Conventional production (that is, in particular by punching and subsequent annealing), there is no high waste of electrical sheets. In addition, the emergence of disadvantageous on the magnetic losses of the

Semi-finished / semi-finished product internal stress by eliminating subsequent processing steps, such as punching, avoided. This reduces the manufacturing costs, for example to DIN EN 10341

required annealing of stamped parts can potentially be dispensed with, which immediately results in lower production costs.

The functional structures can be perpendicular to one

Be oriented substrate surface, but it is also conceivable that they are attached to the substrate in a slight inclined position, for example tilted between 0 degrees and 10 degrees to the orthogonal plane of the substrate.

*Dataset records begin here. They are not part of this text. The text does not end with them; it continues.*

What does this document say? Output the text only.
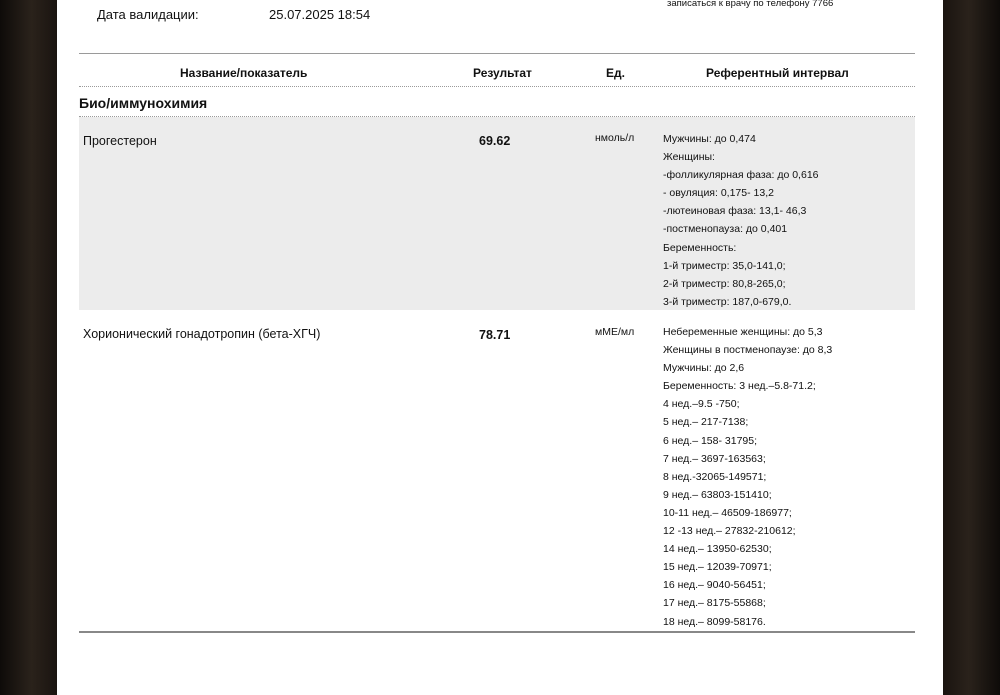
Дата валидации:	25.07.2025 18:54
записаться к врачу по телефону 7766
Название/показатель	Результат	Ед.	Референтный интервал
Био/иммунохимия
Прогестерон	69.62	нмоль/л	Мужчины: до 0,474
Женщины:
-фолликулярная фаза: до 0,616
- овуляция: 0,175- 13,2
-лютеиновая фаза: 13,1- 46,3
-постменопауза: до 0,401
Беременность:
1-й триместр: 35,0-141,0;
2-й триместр: 80,8-265,0;
3-й триместр: 187,0-679,0.
Хорионический гонадотропин (бета-ХГЧ)	78.71	мМЕ/мл	Небеременные женщины: до 5,3
Женщины в постменопаузе: до 8,3
Мужчины: до 2,6
Беременность: 3 нед.–5.8-71.2;
4 нед.–9.5 -750;
5 нед.– 217-7138;
6 нед.– 158- 31795;
7 нед.– 3697-163563;
8 нед.-32065-149571;
9 нед.– 63803-151410;
10-11 нед.– 46509-186977;
12 -13 нед.– 27832-210612;
14 нед.– 13950-62530;
15 нед.– 12039-70971;
16 нед.– 9040-56451;
17 нед.– 8175-55868;
18 нед.– 8099-58176.
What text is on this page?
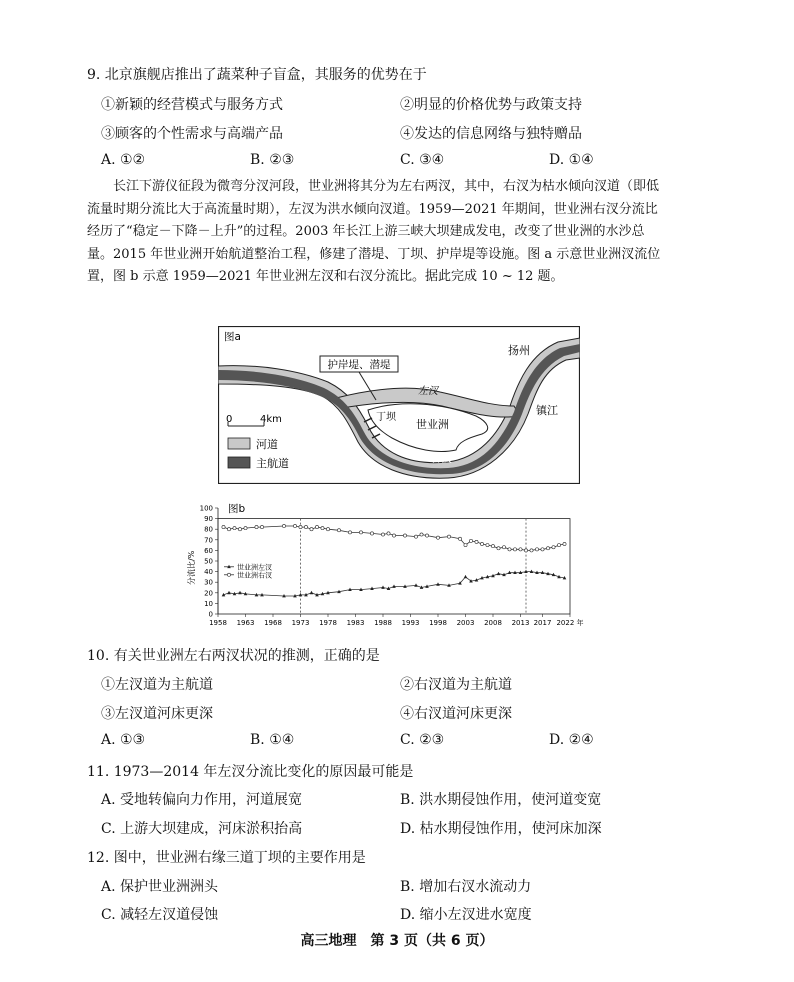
9. 北京旗舰店推出了蔬菜种子盲盒，其服务的优势在于
①新颖的经营模式与服务方式	②明显的价格优势与政策支持
③顾客的个性需求与高端产品	④发达的信息网络与独特赠品
A. ①②	B. ②③	C. ③④	D. ①④

长江下游仪征段为微弯分汊河段，世业洲将其分为左右两汊，其中，右汊为枯水倾向汊道（即低

流量时期分流比大于高流量时期），左汊为洪水倾向汊道。1959—2021 年期间，世业洲右汊分流比

经历了“稳定－下降－上升”的过程。2003 年长江上游三峡大坝建成发电，改变了世业洲的水沙总

量。2015 年世业洲开始航道整治工程，修建了潜堤、丁坝、护岸堤等设施。图 a 示意世业洲汊流位

置，图 b 示意 1959—2021 年世业洲左汊和右汊分流比。据此完成 10 ~ 12 题。

护岸堤、潜堤
图a
扬州
镇江
世业洲
左汊
右汊
丁坝
0	4km
河道
主航道
图b
分流比/%
0
10
20
30
40
50
60
70
80
90
100
1958 1963 1968 1973 1978 1983 1988 1993 1998 2003 2008 2013 2017 2022 年
世业洲右汊
世业洲左汊
10. 有关世业洲左右两汊状况的推测，正确的是
①左汊道为主航道	②右汊道为主航道
③左汊道河床更深	④右汊道河床更深
A. ①③	B. ①④	C. ②③	D. ②④
11. 1973—2014 年左汊分流比变化的原因最可能是
A. 受地转偏向力作用，河道展宽	B. 洪水期侵蚀作用，使河道变宽
C. 上游大坝建成，河床淤积抬高	D. 枯水期侵蚀作用，使河床加深
12. 图中，世业洲右缘三道丁坝的主要作用是
A. 保护世业洲洲头	B. 增加右汊水流动力
C. 减轻左汊道侵蚀	D. 缩小左汊进水宽度
高三地理　第 3 页（共 6 页）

The functional structures are preferably provided with a predetermined breaking point in the region of their transition to the substrate, so that each individual functional structure or the entirety of the functional structures can be easily removed from the substrate, for example by means of spark erosion, by means of

mechanical processing or by manual removal.

According to one embodiment variant, the first

Functional structure and the number of others

Functional structures all in the form of a stator plate or all in the form of a rotor plate.

Each of the functional structures is preferably at a distance from each immediately adjacent functional structure, which is between 0.003 mm and 2.00 mm. All functional structures are preferably arranged on the substrate in an equidistant manner have distances between 0.003 mm and 2.00 mm from the neighboring functional structures.

In the event that the functional structures are shaped as a stator sheet or as a rotor sheet, the functional structures with a common one are preferably already on the substrate

Rotation axis oriented, which is oriented perpendicular to a plane of the respective functional structures, preferably also in addition to the substrate plane.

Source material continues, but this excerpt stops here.